File descriptors: is it ok to go beyond 32k or 64k?

I've been researching this but was hoping to understand more of the underlying reasons. The official documentation recommends increasing the open file descriptor limit to 32k or 64k. In our cluster we currently have 12,800 shards on 5 data nodes. This leads to approximately 40k file descriptors on each node. The data nodes are CentOS with 64GB of memory.

Are there reasons we don't want to have more than 64k file descriptors open on a node? Is the concern about memory needed for each descriptor or are there other resource issues?

Is the 32k or 64k limit still applicable for nodes with higher amounts of memory?


Not really, you can definitely set it higher.

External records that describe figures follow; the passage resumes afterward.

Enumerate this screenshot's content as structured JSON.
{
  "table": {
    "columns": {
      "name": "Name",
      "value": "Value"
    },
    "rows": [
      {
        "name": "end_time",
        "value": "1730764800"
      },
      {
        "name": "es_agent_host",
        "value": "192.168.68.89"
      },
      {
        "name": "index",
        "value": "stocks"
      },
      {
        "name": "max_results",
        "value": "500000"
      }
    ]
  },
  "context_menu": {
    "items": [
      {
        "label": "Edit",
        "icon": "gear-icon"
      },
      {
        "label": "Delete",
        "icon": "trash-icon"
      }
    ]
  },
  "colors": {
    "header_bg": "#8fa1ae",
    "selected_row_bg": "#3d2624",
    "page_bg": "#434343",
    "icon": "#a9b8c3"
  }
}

That's waaaaaay too much. You need to address that ASAP.

Mark, Thanks for the reply.

As for the number of shards, why is that an issue?

Right now our queries are normally around 1 per second but the latency is usually around 20ms. Our current indexing averages between 2,000 and 3,000 docs per second while latency is .3ms. Will the number of shards per node be an issue when we have more queries?

Thanks again,

How much data in the cluster? How many indices?

Currently, we have 1,043 indexes. 5 shards per index (primary and 2 replicas). We added another replica some time ago which is why it doesn't add up to 12,800 shards. There's 7TBs of data.


2 replicas seems excessive for 5 nodes.

Basically you have over 2500 shards per node. Each shard is a lucene instance and requires a certain amount of resources to manage. That's a lot of your heap taken just to manage shards.